DIE ZEIT: Herr Schmidt, in Österreich ist der 100. Geburtstag von Bruno Kreisky ein großes Ereignis. Aus diesem Anlass wird er als der wahrscheinlich bedeutendste Politiker der Zweiten Republik gewürdigt, als ein Reformer, der das Land modernisiert hat. Das ist die Binnenperspektive in einem kleinen Staat. Wenn Sie sich erinnern, können Sie aus Ihrer Wahrnehmung diese Würdigungen nachvollziehen?

Helmut Schmidt: Für uns in der damaligen Bundesrepublik war Österreich problemlos. Bis auf einige Scharmützel über unwichtige Dinge war das Verhältnis sehr freundnachbarlich.

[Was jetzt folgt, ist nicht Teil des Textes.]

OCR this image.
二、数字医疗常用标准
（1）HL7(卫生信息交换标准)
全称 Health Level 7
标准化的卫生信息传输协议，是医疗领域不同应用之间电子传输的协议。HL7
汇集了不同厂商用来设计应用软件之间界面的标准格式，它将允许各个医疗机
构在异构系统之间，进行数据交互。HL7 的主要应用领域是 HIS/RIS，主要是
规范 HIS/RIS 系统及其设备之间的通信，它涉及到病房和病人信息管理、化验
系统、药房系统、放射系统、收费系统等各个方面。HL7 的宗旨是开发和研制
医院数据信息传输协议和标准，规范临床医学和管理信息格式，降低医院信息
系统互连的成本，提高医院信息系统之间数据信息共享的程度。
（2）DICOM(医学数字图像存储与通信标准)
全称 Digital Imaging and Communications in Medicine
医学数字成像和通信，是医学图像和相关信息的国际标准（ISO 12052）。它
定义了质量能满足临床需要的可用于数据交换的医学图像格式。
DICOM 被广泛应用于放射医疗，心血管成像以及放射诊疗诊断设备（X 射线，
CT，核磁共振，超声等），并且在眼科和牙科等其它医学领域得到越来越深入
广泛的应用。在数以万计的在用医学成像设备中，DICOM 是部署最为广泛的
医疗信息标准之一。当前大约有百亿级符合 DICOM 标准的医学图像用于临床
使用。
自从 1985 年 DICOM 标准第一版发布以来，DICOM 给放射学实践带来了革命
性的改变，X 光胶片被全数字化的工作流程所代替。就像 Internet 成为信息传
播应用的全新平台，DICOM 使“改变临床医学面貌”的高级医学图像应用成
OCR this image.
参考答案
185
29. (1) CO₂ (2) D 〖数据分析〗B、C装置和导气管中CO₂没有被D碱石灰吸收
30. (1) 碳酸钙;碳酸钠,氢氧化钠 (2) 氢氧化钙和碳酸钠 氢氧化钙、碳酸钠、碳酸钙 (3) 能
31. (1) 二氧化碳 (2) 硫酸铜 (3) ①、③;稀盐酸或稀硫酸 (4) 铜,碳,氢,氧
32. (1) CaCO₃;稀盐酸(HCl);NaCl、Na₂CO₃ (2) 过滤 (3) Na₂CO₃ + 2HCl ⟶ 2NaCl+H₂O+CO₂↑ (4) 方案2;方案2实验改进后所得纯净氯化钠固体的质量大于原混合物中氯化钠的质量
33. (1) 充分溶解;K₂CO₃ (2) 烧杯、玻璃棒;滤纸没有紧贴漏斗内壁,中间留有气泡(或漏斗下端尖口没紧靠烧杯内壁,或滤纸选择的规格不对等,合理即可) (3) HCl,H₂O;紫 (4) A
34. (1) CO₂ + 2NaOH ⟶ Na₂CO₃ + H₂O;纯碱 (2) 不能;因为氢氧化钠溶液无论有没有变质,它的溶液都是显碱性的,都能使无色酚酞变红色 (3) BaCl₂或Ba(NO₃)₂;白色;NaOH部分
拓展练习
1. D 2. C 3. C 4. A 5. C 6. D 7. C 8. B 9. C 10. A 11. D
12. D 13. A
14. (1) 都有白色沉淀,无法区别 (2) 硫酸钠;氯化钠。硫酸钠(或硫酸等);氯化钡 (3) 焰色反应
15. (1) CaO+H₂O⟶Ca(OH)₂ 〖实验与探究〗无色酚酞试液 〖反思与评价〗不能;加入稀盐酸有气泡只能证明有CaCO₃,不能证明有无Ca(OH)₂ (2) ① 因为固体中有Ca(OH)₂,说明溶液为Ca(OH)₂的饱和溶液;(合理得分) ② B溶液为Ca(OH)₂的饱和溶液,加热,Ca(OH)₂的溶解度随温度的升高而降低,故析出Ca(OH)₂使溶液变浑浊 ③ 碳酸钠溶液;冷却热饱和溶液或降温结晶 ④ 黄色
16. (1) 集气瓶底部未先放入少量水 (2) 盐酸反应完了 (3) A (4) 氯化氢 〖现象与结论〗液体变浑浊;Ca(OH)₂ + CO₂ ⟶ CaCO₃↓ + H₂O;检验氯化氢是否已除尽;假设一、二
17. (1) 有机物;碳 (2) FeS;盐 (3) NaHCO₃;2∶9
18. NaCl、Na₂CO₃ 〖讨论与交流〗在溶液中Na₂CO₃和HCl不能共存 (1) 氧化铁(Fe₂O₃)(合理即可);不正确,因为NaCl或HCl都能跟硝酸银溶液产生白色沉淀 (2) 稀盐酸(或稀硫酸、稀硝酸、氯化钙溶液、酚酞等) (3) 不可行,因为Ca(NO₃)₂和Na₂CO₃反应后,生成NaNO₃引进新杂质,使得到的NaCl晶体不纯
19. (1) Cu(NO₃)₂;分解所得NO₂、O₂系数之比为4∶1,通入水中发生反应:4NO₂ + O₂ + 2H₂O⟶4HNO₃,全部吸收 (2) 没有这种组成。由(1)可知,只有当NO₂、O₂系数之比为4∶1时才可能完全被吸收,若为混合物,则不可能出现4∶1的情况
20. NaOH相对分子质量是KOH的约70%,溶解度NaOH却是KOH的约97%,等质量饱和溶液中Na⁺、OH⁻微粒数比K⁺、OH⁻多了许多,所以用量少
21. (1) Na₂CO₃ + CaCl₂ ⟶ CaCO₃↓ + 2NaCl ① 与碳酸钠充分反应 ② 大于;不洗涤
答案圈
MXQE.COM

Infolgedessen nicht wichtig. Es hat mich nicht besonders interessieren müssen.

ZEIT: Und dann sieht man nicht so genau hin?

Schmidt: Warum soll man hingucken? Österreich war ein angenehmer Nachbar.

ZEIT: Gleichviel ist Ihnen Kreisky als herausragender Politiker in Erinnerung.

Schmidt: Das ist richtig. Wenn ich ihn allerdings zum Beispiel mit Tito vergleiche, also mit jener Figur, die diesen Kunststaat Jugoslawien nach dem Zweiten Weltkrieg neu geschaffen und dann zusammengehalten hat, so erschien mir der als größere Figur.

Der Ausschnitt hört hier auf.